On Wednesday, February 5, 2020 at 3:01:06 PM UTC-8, Ahmed Matar wrote:
>
> I have an elliptic curve E defined over the rationals and K is an 
> imaginary quadratic field. I have a Heegner point P for E over K. I also 
> have a rational prime p. Let q be a prime of K above p. I would like to use 
> Sage to check whether the point P is divisible by p in E(K) and also in 
> E(Kq) where Kq is the completion of K at the prime q. To check this in E(K) 
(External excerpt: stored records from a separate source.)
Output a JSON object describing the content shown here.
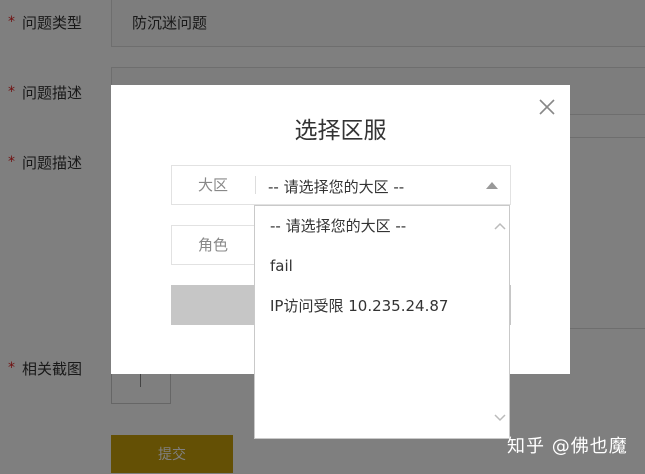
{
  "form": {
    "required_mark": "*",
    "problem_type_label": "问题类型",
    "problem_type_value": "防沉迷问题",
    "problem_desc_label_1": "问题描述",
    "problem_desc_label_2": "问题描述",
    "screenshot_label": "相关截图",
    "submit_label": "提交"
  },
  "modal": {
    "title": "选择区服",
    "region_label": "大区",
    "region_value": "-- 请选择您的大区 --",
    "role_label": "角色"
  },
  "dropdown": {
    "options": [
      "-- 请选择您的大区 --",
      "fail",
      "IP访问受限 10.235.24.87"
    ]
  },
  "watermark": "知乎 @佛也魔",
  "colors": {
    "required": "#e02020",
    "submit": "#c9a00a",
    "overlay": "rgba(0,0,0,0.5)"
  }
}
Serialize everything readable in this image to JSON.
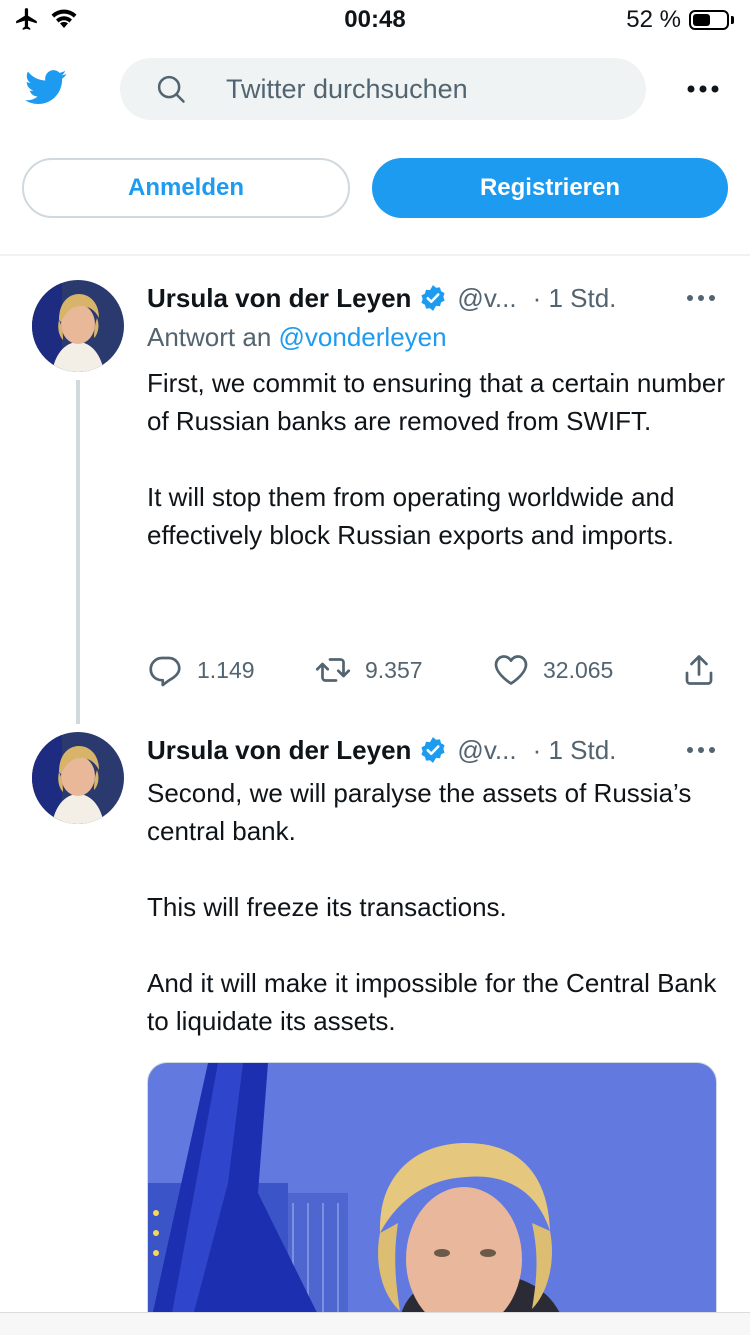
{
  "status_bar": {
    "time": "00:48",
    "battery_percent": "52 %",
    "battery_level": 0.52
  },
  "header": {
    "search": {
      "placeholder": "Twitter durchsuchen"
    }
  },
  "auth": {
    "login_label": "Anmelden",
    "signup_label": "Registrieren"
  },
  "tweets": [
    {
      "author_name": "Ursula von der Leyen",
      "handle": "@v...",
      "time": "· 1 Std.",
      "reply_prefix": "Antwort an",
      "reply_mention": "@vonderleyen",
      "paragraphs": [
        "First, we commit to ensuring that a certain number of Russian banks are removed from SWIFT.",
        "It will stop them from operating worldwide and effectively block Russian exports and imports."
      ],
      "replies": "1.149",
      "retweets": "9.357",
      "likes": "32.065"
    },
    {
      "author_name": "Ursula von der Leyen",
      "handle": "@v...",
      "time": "· 1 Std.",
      "paragraphs": [
        "Second, we will paralyse the assets of Russia’s central bank.",
        "This will freeze its transactions.",
        "And it will make it impossible for the Central Bank to liquidate its assets."
      ]
    }
  ],
  "colors": {
    "accent": "#1d9bf0",
    "text": "#0f1419",
    "muted": "#536471",
    "border": "#cfd9de"
  },
  "icons": [
    "airplane-icon",
    "wifi-icon",
    "battery-icon",
    "twitter-bird-icon",
    "search-icon",
    "more-icon",
    "verified-badge-icon",
    "reply-icon",
    "retweet-icon",
    "like-icon",
    "share-icon"
  ]
}
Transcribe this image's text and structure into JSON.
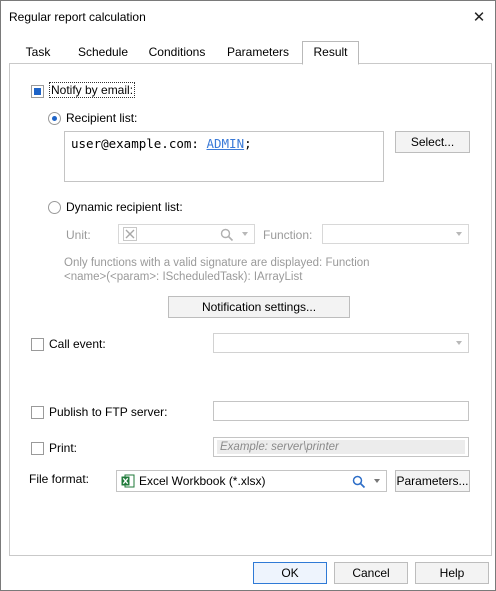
{
  "window": {
    "title": "Regular report calculation"
  },
  "tabs": [
    {
      "label": "Task"
    },
    {
      "label": "Schedule"
    },
    {
      "label": "Conditions"
    },
    {
      "label": "Parameters"
    },
    {
      "label": "Result"
    }
  ],
  "notify": {
    "label": "Notify by email:",
    "checked": true,
    "recipient_list_label": "Recipient list:",
    "recipient_email": "user@example.com:",
    "recipient_name": "ADMIN",
    "recipient_suffix": ";",
    "select_button": "Select...",
    "dynamic_list_label": "Dynamic recipient list:",
    "unit_label": "Unit:",
    "function_label": "Function:",
    "hint_line1": "Only functions with a valid signature are displayed: Function",
    "hint_line2": "<name>(<param>: IScheduledTask): IArrayList",
    "notification_settings_button": "Notification settings..."
  },
  "call_event": {
    "label": "Call event:",
    "value": ""
  },
  "ftp": {
    "label": "Publish to FTP server:",
    "value": ""
  },
  "print": {
    "label": "Print:",
    "placeholder": "Example: server\\printer"
  },
  "file_format": {
    "label": "File format:",
    "value": "Excel Workbook (*.xlsx)",
    "parameters_button": "Parameters..."
  },
  "footer": {
    "ok": "OK",
    "cancel": "Cancel",
    "help": "Help"
  },
  "colors": {
    "accent": "#1e64c8",
    "link": "#3a7ad8",
    "excel_green": "#1f7a3a"
  }
}
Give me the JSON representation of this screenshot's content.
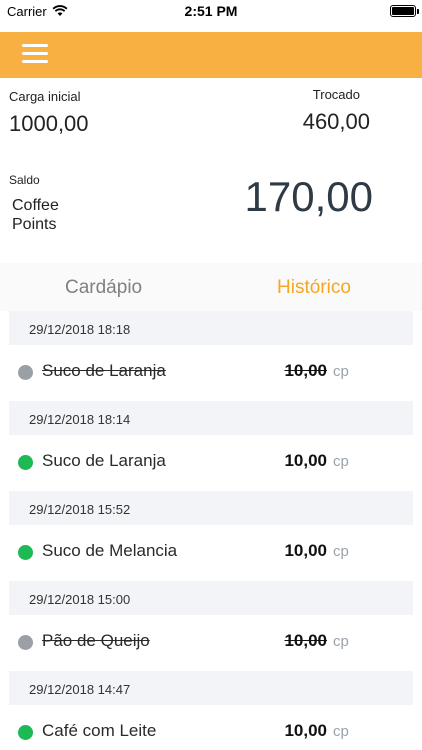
{
  "status_bar": {
    "carrier": "Carrier",
    "time": "2:51 PM"
  },
  "header": {
    "menu_icon": "hamburger-menu-icon",
    "color": "#f9b042"
  },
  "balance": {
    "initial_label": "Carga inicial",
    "initial_value": "1000,00",
    "exchanged_label": "Trocado",
    "exchanged_value": "460,00",
    "saldo_label": "Saldo",
    "unit_label": "Coffee Points",
    "saldo_value": "170,00"
  },
  "tabs": {
    "menu": "Cardápio",
    "history": "Histórico",
    "active": "history",
    "active_color": "#f5a623"
  },
  "history": [
    {
      "date": "29/12/2018 18:18",
      "name": "Suco de Laranja",
      "price": "10,00",
      "unit": "cp",
      "canceled": true
    },
    {
      "date": "29/12/2018 18:14",
      "name": "Suco de Laranja",
      "price": "10,00",
      "unit": "cp",
      "canceled": false
    },
    {
      "date": "29/12/2018 15:52",
      "name": "Suco de Melancia",
      "price": "10,00",
      "unit": "cp",
      "canceled": false
    },
    {
      "date": "29/12/2018 15:00",
      "name": "Pão de Queijo",
      "price": "10,00",
      "unit": "cp",
      "canceled": true
    },
    {
      "date": "29/12/2018 14:47",
      "name": "Café com Leite",
      "price": "10,00",
      "unit": "cp",
      "canceled": false
    }
  ],
  "colors": {
    "active_dot": "#1db954",
    "canceled_dot": "#9aa0a6"
  }
}
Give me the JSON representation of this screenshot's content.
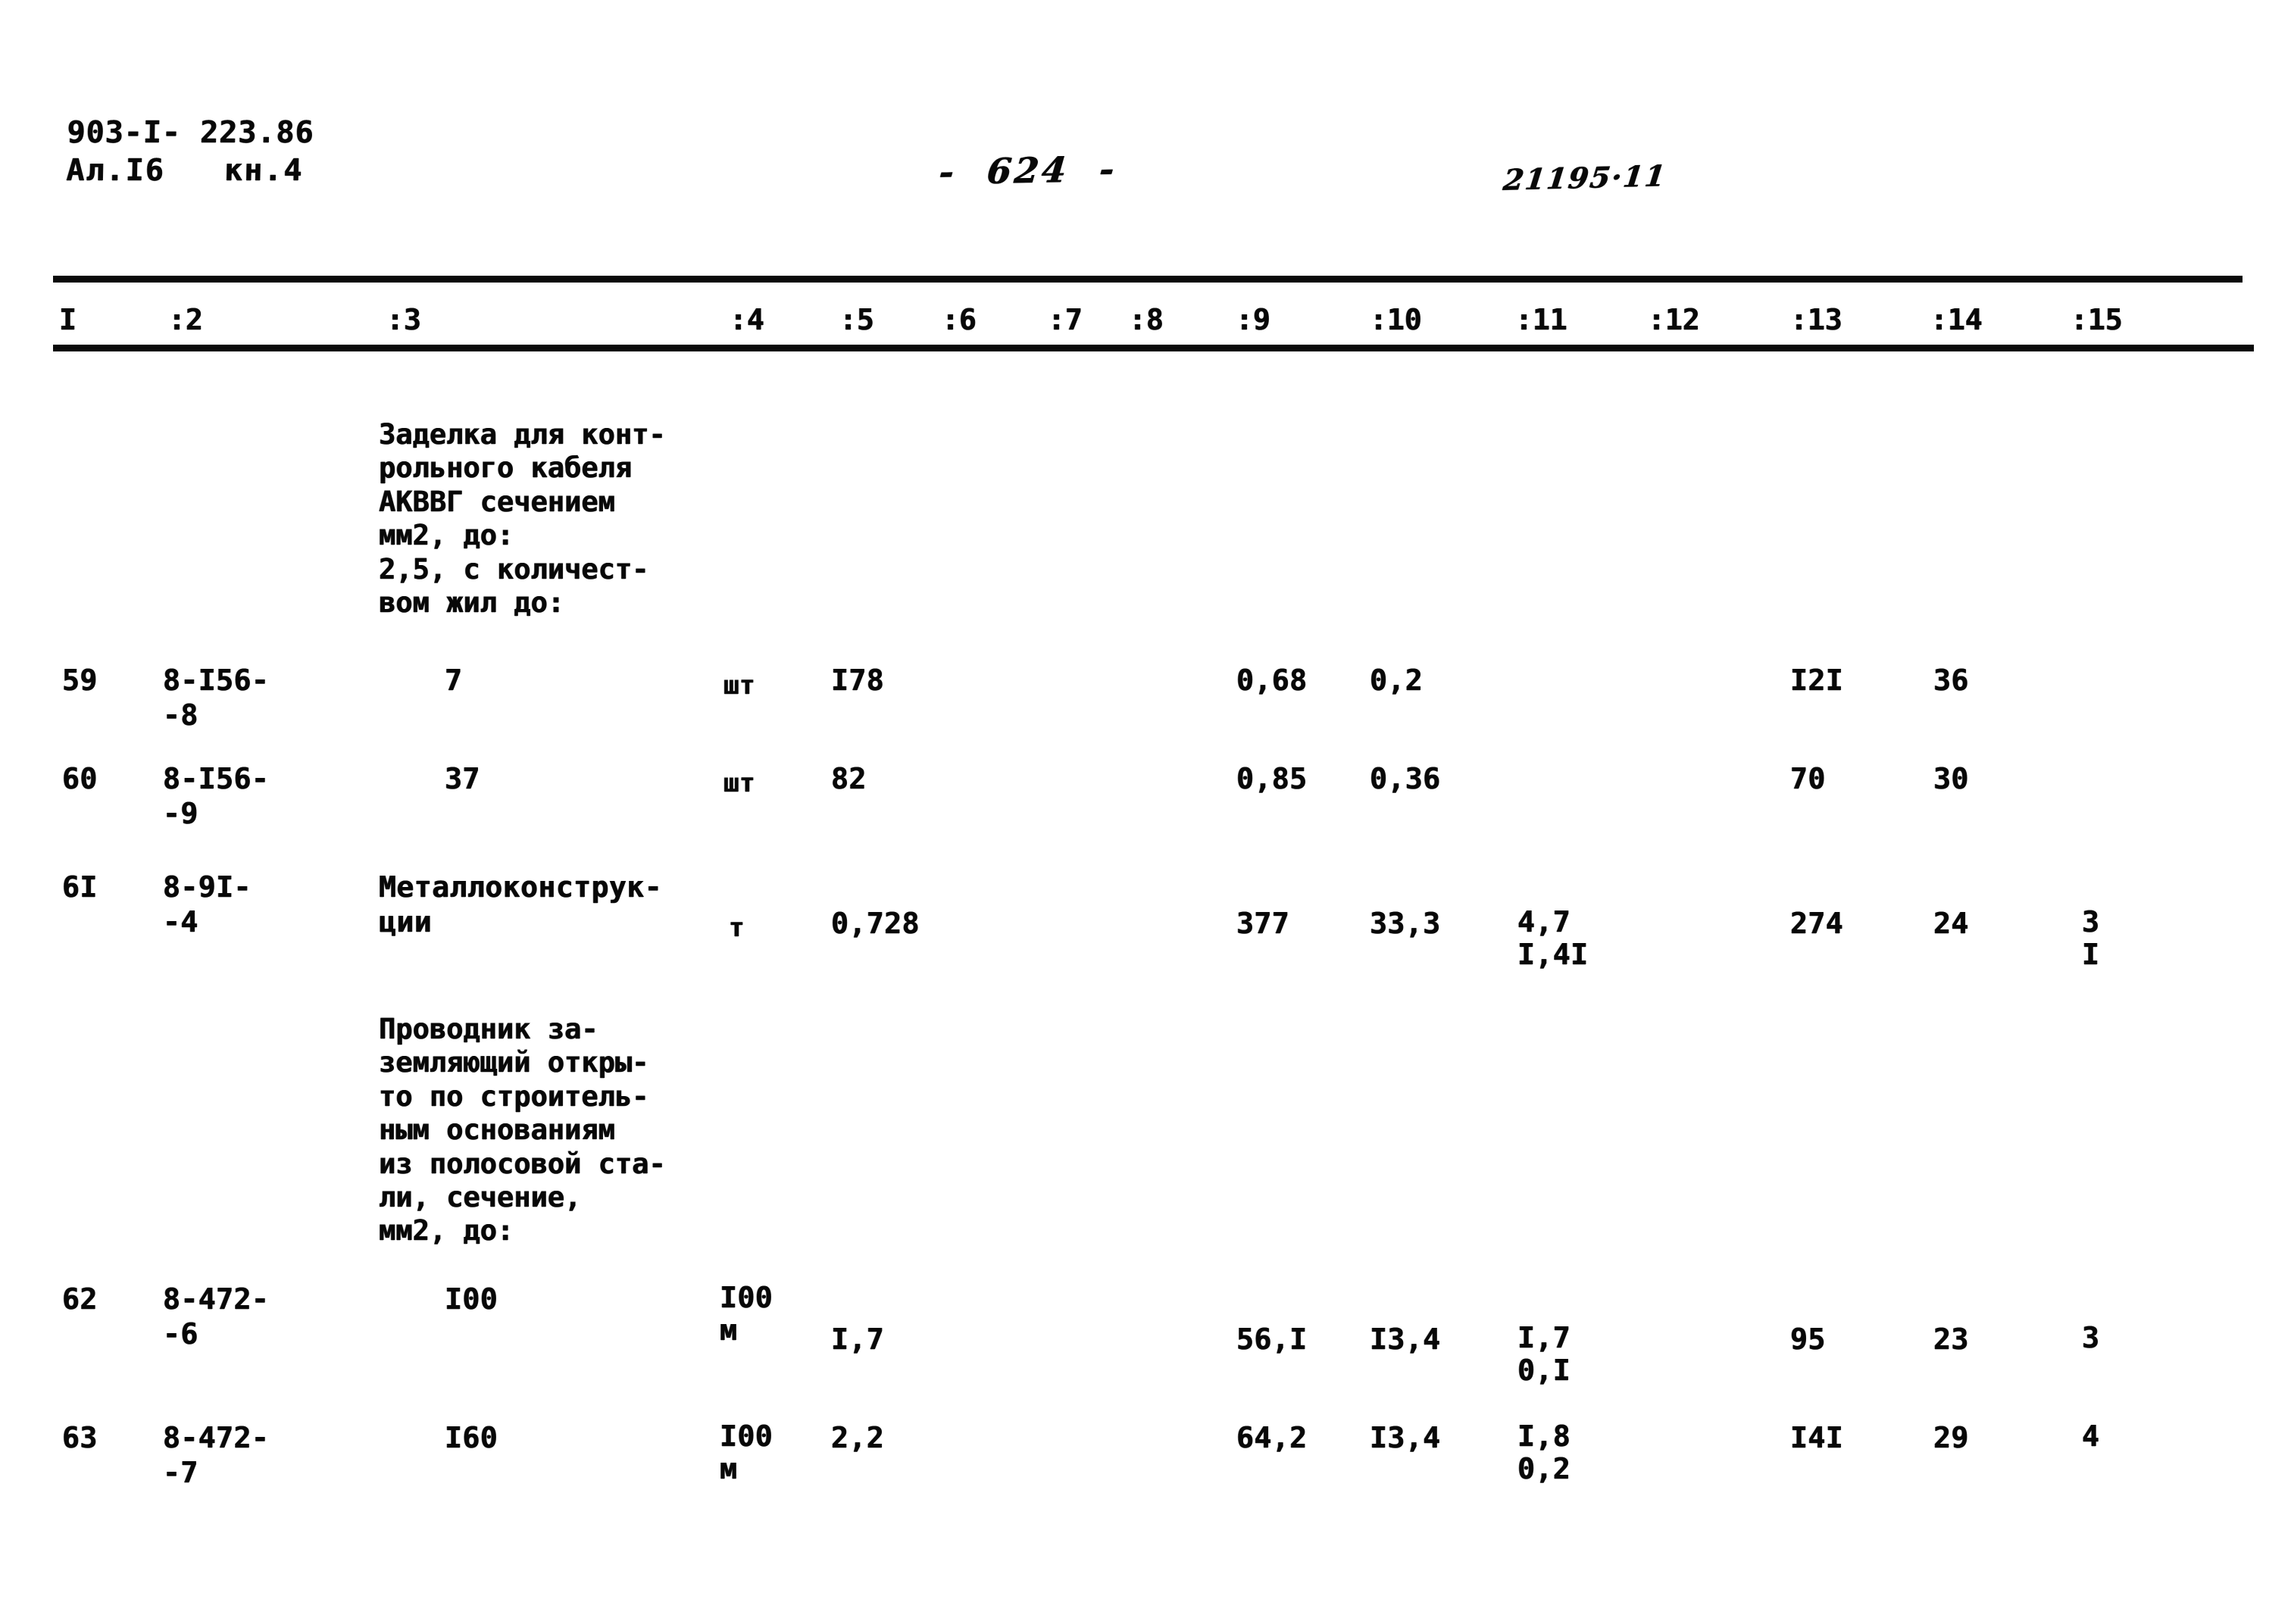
{
  "header": {
    "doc_code_line1": "903-I- 223.86",
    "doc_code_line2": "Ал.I6   кн.4",
    "page_number": "-  624  -",
    "stamp_number": "21195·11"
  },
  "table": {
    "column_headers": [
      "I",
      ":2",
      ":3",
      ":4",
      ":5",
      ":6",
      ":7",
      ":8",
      ":9",
      ":10",
      ":11",
      ":12",
      ":13",
      ":14",
      ":15"
    ],
    "section_1_title": "Заделка для конт-\nрольного кабеля\nАКВВГ сечением\nмм2, до:\n2,5, с количест-\nвом жил до:",
    "section_2_title": "Проводник за-\nземляющий откры-\nто по строитель-\nным основаниям\nиз полосовой ста-\nли, сечение,\nмм2, до:",
    "rows": [
      {
        "num": "59",
        "code": "8-I56-\n-8",
        "name": "7",
        "unit": "шт",
        "qty": "I78",
        "c9": "0,68",
        "c10": "0,2",
        "c11": "",
        "c12": "",
        "c13": "I2I",
        "c14": "36",
        "c15": ""
      },
      {
        "num": "60",
        "code": "8-I56-\n-9",
        "name": "37",
        "unit": "шт",
        "qty": "82",
        "c9": "0,85",
        "c10": "0,36",
        "c11": "",
        "c12": "",
        "c13": "70",
        "c14": "30",
        "c15": ""
      },
      {
        "num": "6I",
        "code": "8-9I-\n-4",
        "name": "Металлоконструк-\nции",
        "unit": "т",
        "qty": "0,728",
        "c9": "377",
        "c10": "33,3",
        "c11": "4,7\nI,4I",
        "c12": "",
        "c13": "274",
        "c14": "24",
        "c15": "3\nI"
      },
      {
        "num": "62",
        "code": "8-472-\n-6",
        "name": "I00",
        "unit": "I00\nм",
        "qty": "I,7",
        "c9": "56,I",
        "c10": "I3,4",
        "c11": "I,7\n0,I",
        "c12": "",
        "c13": "95",
        "c14": "23",
        "c15": "3"
      },
      {
        "num": "63",
        "code": "8-472-\n-7",
        "name": "I60",
        "unit": "I00\nм",
        "qty": "2,2",
        "c9": "64,2",
        "c10": "I3,4",
        "c11": "I,8\n0,2",
        "c12": "",
        "c13": "I4I",
        "c14": "29",
        "c15": "4"
      }
    ]
  }
}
> is easy; one can use the heegner_index() function or one can use the 
> division_points() function. I am wondering if there is a way in Sage to do 
> my required check in E(Kq). It seems to me that completions of number 
> fields at finite primes are not defined in Sage. One can define in sage Kq 
> as an extension field of Qp but then one must consider P as an element of 
> E(Kq) via an appropriate embedding and I'm unsure how to do this.
>
> Any ideas on how I can do my local computation? I need to do a bunch of 
> these local computations for a paper I'm working on.